I am OK with (0 % m. n 0)'s giving 0, in accordance with J's properties of 0.  (0 ^ m. n 0) should likewise give 1.

(% m. n 0) is a different case.  Should it return _?  Can it be good design to have a primitive whose whole purpose is to confine its range, and then have it give a result that is out of range? Worse than that, a result that loses precision on integers and requires conversions?  I don't see analogy to the real numbers as a sufficient argument; and the fact that _ is not a number is particularly important when the range is integers.  Domain error seems the better solution, pending further discussion.
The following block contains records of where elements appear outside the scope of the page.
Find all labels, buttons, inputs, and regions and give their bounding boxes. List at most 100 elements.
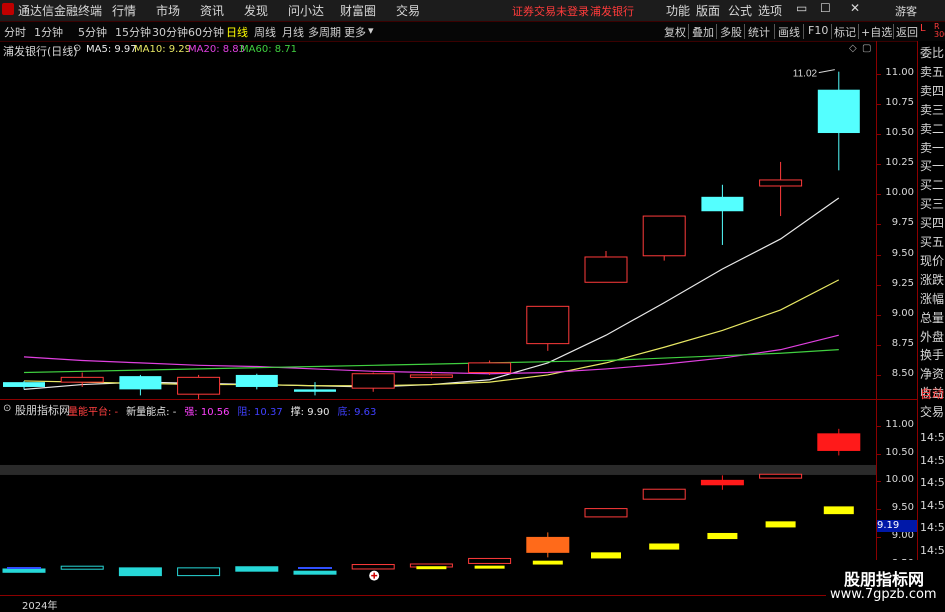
candle[interactable] [759,161,803,217]
guest-label[interactable]: 游客 [895,3,917,19]
price-axis-label: 9.75 [891,217,914,229]
candle-body [468,362,512,374]
candle[interactable] [235,373,278,390]
tool-multi-stock[interactable]: 多股 [720,24,742,40]
candle[interactable] [177,374,221,399]
price-axis-label: 10.75 [885,97,914,109]
candle[interactable] [119,374,162,396]
indicator-box[interactable] [351,564,395,570]
login-status[interactable]: 证券交易未登录 [512,3,589,19]
diamond-icon[interactable]: ◇ [849,43,857,54]
candle[interactable] [351,372,395,392]
period-30min[interactable]: 30分钟 [152,24,188,40]
price-axis-label: 9.50 [891,247,914,259]
maximize-button[interactable]: ☐ [820,1,831,15]
indicator-axis-label: 10.00 [885,474,914,486]
divider [774,24,775,39]
candle[interactable] [526,305,570,351]
panel-header-l[interactable]: L [920,23,926,34]
quote-field-label: 净资 [920,367,945,382]
candlestick-chart[interactable]: 11.02←8.19 [0,56,876,399]
minimize-button[interactable]: ▭ [796,1,807,15]
indicator-box[interactable] [60,565,104,570]
period-more-chevron-icon[interactable]: ▾ [368,24,374,37]
period-more[interactable]: 更多 [344,24,366,40]
candle[interactable] [60,372,104,387]
tool-adjust[interactable]: 复权 [664,24,686,40]
tool-statistics[interactable]: 统计 [748,24,770,40]
indicator-box[interactable] [468,557,512,564]
candle[interactable] [817,71,860,171]
tool-back[interactable]: 返回 [896,24,918,40]
price-axis-label: 11.00 [885,67,914,79]
candle-body [817,89,860,134]
period-toolbar: 分时 1分钟 5分钟 15分钟 30分钟 60分钟 日线 周线 月线 多周期 更… [0,22,945,42]
indicator-box[interactable] [293,570,337,575]
indicator-box[interactable] [118,567,162,577]
tick-time: 14:56 [920,431,945,444]
indicator-box[interactable] [642,488,686,500]
ma5-legend: MA5: 9.97 [86,44,137,55]
quote-panel: 委比 卖五 卖四 卖三 卖二 卖一 买一 买二 买三 买四 买五 现价 涨跌 涨幅 总量 外盘 换手 净资 收益 自动… [917,41,945,609]
tool-mark[interactable]: 标记 [834,24,856,40]
menu-functions[interactable]: 功能 [666,2,690,19]
candle[interactable] [468,360,512,375]
tool-overlay[interactable]: 叠加 [692,24,714,40]
menu-quotes[interactable]: 行情 [112,2,136,19]
current-value-marker: 9.19 [877,520,918,533]
indicator-box[interactable] [2,568,46,573]
tick-time: 14:56 [920,498,945,512]
indicator-axis-label: 9.50 [891,502,914,514]
tool-f10[interactable]: F10 [808,24,828,37]
menu-layout[interactable]: 版面 [696,2,720,19]
window-restore-icon[interactable]: ▢ [862,43,871,54]
menu-discover[interactable]: 发现 [244,2,268,19]
ma-settings-icon[interactable]: ⊙ [73,43,81,54]
candle-body [294,389,336,392]
close-button[interactable]: ✕ [850,1,860,15]
period-multi[interactable]: 多周期 [308,24,341,40]
panel-header-r[interactable]: R300 [934,23,945,39]
indicator-box[interactable] [759,473,803,479]
menu-news[interactable]: 资讯 [200,2,224,19]
tick-time: 14:56 [920,476,945,489]
menu-ask-xiaoda[interactable]: 问小达 [288,2,324,19]
period-5min[interactable]: 5分钟 [78,24,107,40]
period-timeshare[interactable]: 分时 [4,24,26,40]
menu-trade[interactable]: 交易 [396,2,420,19]
candle[interactable] [584,250,628,283]
tool-draw-line[interactable]: 画线 [778,24,800,40]
indicator-box[interactable] [235,566,279,572]
menu-market[interactable]: 市场 [156,2,180,19]
trade-tab[interactable]: 交易 [920,402,944,422]
candle[interactable] [294,382,336,396]
period-1min[interactable]: 1分钟 [34,24,63,40]
candle-body [526,305,570,345]
period-monthly[interactable]: 月线 [282,24,304,40]
plus-circle-icon[interactable] [369,570,380,581]
period-15min[interactable]: 15分钟 [115,24,151,40]
period-60min[interactable]: 60分钟 [188,24,224,40]
axis-tick [877,74,881,76]
yellow-bar [823,506,854,515]
indicator-box[interactable] [584,508,628,518]
yellow-bar [474,565,505,569]
menu-wealth-circle[interactable]: 财富圈 [340,2,376,19]
indicator-box[interactable] [177,567,221,577]
price-axis-label: 9.00 [891,307,914,319]
candle-body [759,179,803,187]
auto-trade-tab[interactable]: 自动 [920,384,944,404]
yellow-bar [416,566,447,570]
indicator-chart[interactable] [0,415,876,595]
period-daily[interactable]: 日线 [226,24,248,40]
candle[interactable] [701,184,744,245]
menu-options[interactable]: 选项 [758,2,782,19]
period-weekly[interactable]: 周线 [254,24,276,40]
tick-time: 14:56 [920,453,945,467]
candle[interactable] [642,215,686,261]
menu-formula[interactable]: 公式 [728,2,752,19]
indicator-settings-icon[interactable]: ⊙ [3,403,11,414]
price-axis-label: 9.25 [891,277,914,289]
tool-add-watchlist[interactable]: +自选 [861,24,892,40]
price-axis-label: 10.50 [885,127,914,139]
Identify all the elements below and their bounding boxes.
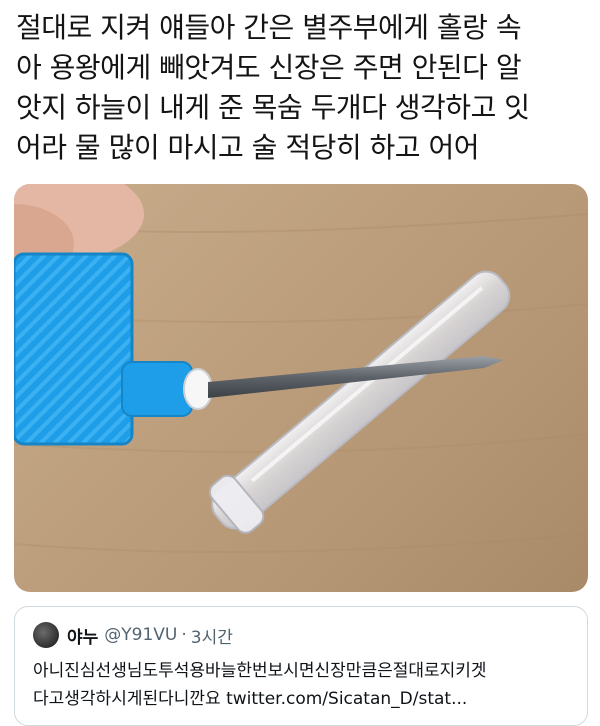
tweet-text-line: 앗지 하늘이 내게 준 목숨 두개다 생각하고 잇 (16, 91, 530, 124)
tweet-text: 절대로 지켜 얘들아 간은 별주부에게 홀랑 속 아 용왕에게 빼앗겨도 신장은… (16, 8, 588, 168)
tweet-photo[interactable] (14, 184, 588, 592)
separator-dot: · (181, 625, 187, 645)
quoted-tweet-text: 아니진심선생님도투석용바늘한번보시면신장만큼은절대로지키겟 다고생각하시게된다니… (33, 657, 573, 713)
quoted-tweet[interactable]: 야누 @Y91VU · 3시간 아니진심선생님도투석용바늘한번보시면신장만큼은절… (14, 606, 588, 726)
tweet-text-line: 어라 물 많이 마시고 술 적당히 하고 어어 (16, 131, 479, 164)
quoted-timestamp[interactable]: 3시간 (191, 623, 233, 648)
quoted-author-name[interactable]: 야누 (67, 623, 98, 648)
quoted-author-handle[interactable]: @Y91VU (104, 625, 177, 645)
avatar[interactable] (33, 622, 59, 648)
quoted-text-line: 다고생각하시게된다니깐요 twitter.com/Sicatan_D/stat.… (33, 689, 468, 709)
needle-photo-illustration (14, 184, 588, 553)
tweet-text-line: 절대로 지켜 얘들아 간은 별주부에게 홀랑 속 (16, 11, 522, 44)
quoted-text-line: 아니진심선생님도투석용바늘한번보시면신장만큼은절대로지키겟 (33, 661, 487, 681)
quoted-tweet-header: 야누 @Y91VU · 3시간 (33, 621, 233, 649)
tweet-text-line: 아 용왕에게 빼앗겨도 신장은 주면 안된다 알 (16, 51, 522, 84)
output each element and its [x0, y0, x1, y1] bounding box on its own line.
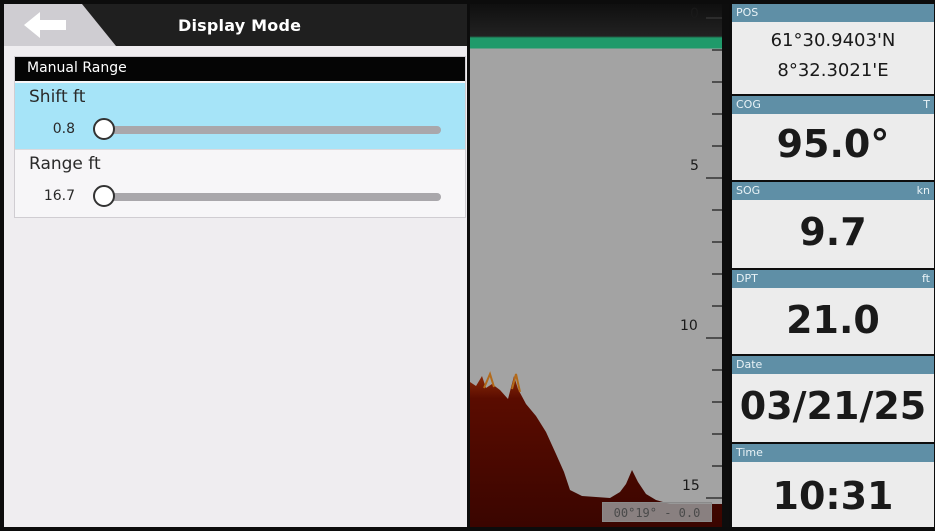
cog-header: COG T: [732, 96, 934, 114]
display-mode-panel: Display Mode Manual Range Shift ft 0.8 R…: [4, 4, 467, 527]
data-column: POS 61°30.9403'N 8°32.3021'E COG T 95.0°…: [732, 4, 934, 527]
sog-header: SOG kn: [732, 182, 934, 200]
depth-tick-label: 5: [690, 158, 699, 174]
pos-header: POS: [732, 4, 934, 22]
cog-label: COG: [736, 98, 761, 111]
date-value: 03/21/25: [739, 384, 927, 428]
sonar-view[interactable]: [470, 4, 722, 527]
shift-slider-knob[interactable]: [93, 118, 115, 140]
section-header: Manual Range: [15, 57, 465, 81]
cog-unit: T: [923, 98, 930, 111]
time-readout: 00°19° - 0.0: [602, 502, 712, 522]
sog-value: 9.7: [799, 210, 867, 254]
pos-longitude: 8°32.3021'E: [777, 60, 889, 81]
shift-slider-row[interactable]: Shift ft 0.8: [15, 83, 465, 149]
dpt-label: DPT: [736, 272, 758, 285]
shift-slider-track[interactable]: [103, 126, 441, 134]
sog-label: SOG: [736, 184, 761, 197]
back-arrow-icon: [24, 12, 66, 38]
date-box[interactable]: Date 03/21/25: [732, 356, 934, 442]
depth-tick-label: 10: [680, 318, 698, 334]
range-value: 16.7: [43, 188, 75, 204]
back-button[interactable]: [4, 4, 116, 46]
panel-title: Display Mode: [178, 16, 302, 35]
shift-label: Shift ft: [29, 87, 86, 107]
dpt-box[interactable]: DPT ft 21.0: [732, 270, 934, 354]
time-value: 10:31: [772, 474, 894, 518]
range-slider-knob[interactable]: [93, 185, 115, 207]
pos-latitude: 61°30.9403'N: [770, 30, 896, 51]
shift-value: 0.8: [52, 121, 75, 137]
section-title: Manual Range: [27, 60, 127, 76]
cog-box[interactable]: COG T 95.0°: [732, 96, 934, 180]
depth-tick-label: 0: [690, 6, 699, 22]
dpt-value: 21.0: [786, 298, 880, 342]
cog-value: 95.0°: [776, 122, 890, 166]
date-label: Date: [736, 358, 763, 371]
range-label: Range ft: [29, 154, 101, 174]
pos-box[interactable]: POS 61°30.9403'N 8°32.3021'E: [732, 4, 934, 94]
date-header: Date: [732, 356, 934, 374]
manual-range-card: Manual Range Shift ft 0.8 Range ft 16.7: [14, 56, 466, 218]
time-label: Time: [736, 446, 763, 459]
sog-box[interactable]: SOG kn 9.7: [732, 182, 934, 268]
dpt-header: DPT ft: [732, 270, 934, 288]
range-slider-track[interactable]: [103, 193, 441, 201]
panel-header: Display Mode: [4, 4, 467, 46]
range-slider-row[interactable]: Range ft 16.7: [15, 149, 465, 216]
sog-unit: kn: [916, 184, 930, 197]
sonar-image: [470, 17, 722, 527]
time-header: Time: [732, 444, 934, 462]
dpt-unit: ft: [922, 272, 930, 285]
time-box[interactable]: Time 10:31: [732, 444, 934, 527]
pos-label: POS: [736, 6, 759, 19]
depth-tick-label: 15: [682, 478, 700, 494]
depth-ruler: [722, 4, 729, 527]
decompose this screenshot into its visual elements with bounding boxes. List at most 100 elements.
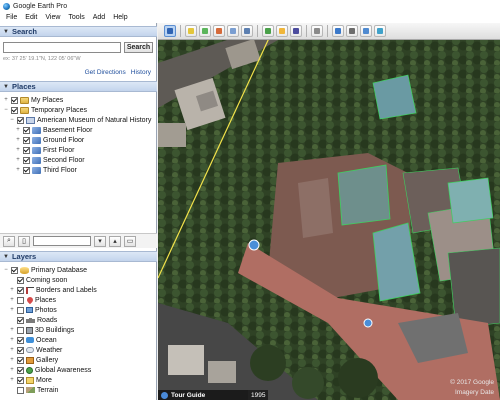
expand-icon[interactable]: +	[9, 297, 15, 303]
checkbox[interactable]	[23, 136, 30, 144]
list-item-label: Temporary Places	[31, 106, 88, 114]
checkbox[interactable]	[11, 266, 18, 274]
menu-edit[interactable]: Edit	[21, 14, 41, 21]
checkbox[interactable]	[17, 346, 24, 354]
add-overlay-button[interactable]	[227, 25, 239, 37]
layers-item-more[interactable]: + More	[9, 375, 52, 385]
layers-item-gallery[interactable]: + Gallery	[9, 355, 58, 365]
magnifier-icon[interactable]: ⌕	[3, 235, 15, 247]
ruler-button[interactable]	[311, 25, 323, 37]
layers-item-roads[interactable]: Roads	[9, 315, 57, 325]
checkbox[interactable]	[17, 296, 24, 304]
expand-icon[interactable]: +	[9, 347, 15, 353]
layers-item-places[interactable]: + Places	[9, 295, 56, 305]
expand-icon[interactable]: +	[15, 167, 21, 173]
expand-icon[interactable]: +	[15, 147, 21, 153]
menu-tools[interactable]: Tools	[64, 14, 88, 21]
expand-icon[interactable]: +	[9, 307, 15, 313]
checkbox[interactable]	[17, 316, 24, 324]
layers-item-global-awareness[interactable]: + Global Awareness	[9, 365, 91, 375]
checkbox[interactable]	[23, 126, 30, 134]
add-folder-icon[interactable]: ▭	[124, 235, 136, 247]
places-item-temporary-places[interactable]: − Temporary Places	[3, 105, 87, 115]
places-item-second-floor[interactable]: + Second Floor	[15, 155, 85, 165]
places-item-third-floor[interactable]: + Third Floor	[15, 165, 77, 175]
checkbox[interactable]	[17, 116, 24, 124]
layers-item-weather[interactable]: + Weather	[9, 345, 62, 355]
places-item-museum[interactable]: − American Museum of Natural History	[9, 115, 151, 125]
map-view[interactable]: © 2017 Google Imagery Date	[158, 23, 500, 400]
view-in-maps-button[interactable]	[374, 25, 386, 37]
add-polygon-button[interactable]	[199, 25, 211, 37]
expand-icon[interactable]: +	[9, 357, 15, 363]
checkbox[interactable]	[11, 96, 18, 104]
checkbox[interactable]	[17, 276, 24, 284]
checkbox[interactable]	[17, 336, 24, 344]
expand-icon[interactable]: +	[9, 327, 15, 333]
menu-file[interactable]: File	[2, 14, 21, 21]
collapse-icon[interactable]: −	[3, 267, 9, 273]
checkbox[interactable]	[17, 306, 24, 314]
menu-add[interactable]: Add	[89, 14, 109, 21]
checkbox[interactable]	[23, 166, 30, 174]
layers-panel-header[interactable]: ▼ Layers	[0, 251, 157, 262]
expand-icon[interactable]: +	[9, 287, 15, 293]
search-panel-header[interactable]: ▼ Search	[0, 26, 157, 37]
expand-icon[interactable]: +	[15, 127, 21, 133]
checkbox[interactable]	[17, 326, 24, 334]
places-filter-input[interactable]	[33, 236, 91, 246]
add-placemark-button[interactable]	[185, 25, 197, 37]
search-button[interactable]: Search	[124, 42, 153, 53]
expand-icon[interactable]: +	[9, 377, 15, 383]
historical-imagery-button[interactable]	[262, 25, 274, 37]
tour-guide-bar[interactable]: Tour Guide	[158, 390, 248, 400]
places-item-basement-floor[interactable]: + Basement Floor	[15, 125, 92, 135]
layers-item-primary-database[interactable]: − Primary Database	[3, 265, 87, 275]
expand-icon[interactable]: +	[15, 157, 21, 163]
checkbox[interactable]	[17, 376, 24, 384]
places-panel-header[interactable]: ▼ Places	[0, 81, 157, 92]
places-item-first-floor[interactable]: + First Floor	[15, 145, 75, 155]
places-item-ground-floor[interactable]: + Ground Floor	[15, 135, 84, 145]
layers-item-3d-buildings[interactable]: + 3D Buildings	[9, 325, 74, 335]
planets-button[interactable]	[290, 25, 302, 37]
checkbox[interactable]	[11, 106, 18, 114]
add-path-button[interactable]	[213, 25, 225, 37]
checkbox[interactable]	[17, 386, 24, 394]
layers-item-borders-labels[interactable]: + Borders and Labels	[9, 285, 97, 295]
list-item-label: Coming soon	[26, 276, 68, 284]
menu-view[interactable]: View	[41, 14, 64, 21]
expand-icon[interactable]: +	[9, 367, 15, 373]
layer-icon	[32, 166, 41, 174]
checkbox[interactable]	[23, 156, 30, 164]
checkbox[interactable]	[17, 286, 24, 294]
record-tour-button[interactable]	[241, 25, 253, 37]
menu-help[interactable]: Help	[109, 14, 131, 21]
collapse-icon[interactable]: −	[9, 117, 15, 123]
sidebar-toggle-button[interactable]	[164, 25, 176, 37]
expand-icon[interactable]: +	[3, 97, 9, 103]
collapse-icon[interactable]: −	[3, 107, 9, 113]
layers-item-coming-soon[interactable]: Coming soon	[9, 275, 67, 285]
places-item-my-places[interactable]: + My Places	[3, 95, 63, 105]
move-up-icon[interactable]: ▴	[109, 235, 121, 247]
panel-toggle-icon[interactable]: ▯	[18, 235, 30, 247]
history-link[interactable]: History	[131, 69, 151, 76]
layers-item-ocean[interactable]: + Ocean	[9, 335, 57, 345]
expand-icon[interactable]: +	[15, 137, 21, 143]
email-button[interactable]	[332, 25, 344, 37]
expand-icon[interactable]: +	[9, 337, 15, 343]
checkbox[interactable]	[17, 356, 24, 364]
window-title: Google Earth Pro	[13, 2, 68, 10]
layers-item-photos[interactable]: + Photos	[9, 305, 57, 315]
save-image-button[interactable]	[360, 25, 372, 37]
search-input[interactable]	[3, 42, 121, 53]
satellite-imagery[interactable]	[158, 23, 500, 400]
get-directions-link[interactable]: Get Directions	[85, 69, 126, 76]
layers-item-terrain[interactable]: Terrain	[9, 385, 58, 395]
checkbox[interactable]	[23, 146, 30, 154]
checkbox[interactable]	[17, 366, 24, 374]
sun-button[interactable]	[276, 25, 288, 37]
move-down-icon[interactable]: ▾	[94, 235, 106, 247]
print-button[interactable]	[346, 25, 358, 37]
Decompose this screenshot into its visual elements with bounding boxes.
(% m. 10 (2)) seems to me different altogether.  Domain error is the best way for the user to handle these exceptions.

BTW, in earlier J versions u :: v was pretty slow when u failed: the code prepared for debugging, allocating blocks and formatting error messages.  As of J9.4 u :: v transfers directly to v when u fails, with low overhead.

Henry Rich

On 4/27/2023 3:16 PM, Raul Miller wrote:
Hmm...

Looking at this, the domain errors do seem analogous to divide by zero errors.

So, in the context of %m.n, if we were being purely symmetric, a 0
result when both the numerator and denominator were effectively 0
would be the way to go, with an infinite result for the remaining
cases. (Infinity in modulo arithmetic seems a bit awkward, but I don't
have any better suggestions there.)

And, I suppose similar thinking might hold for monads?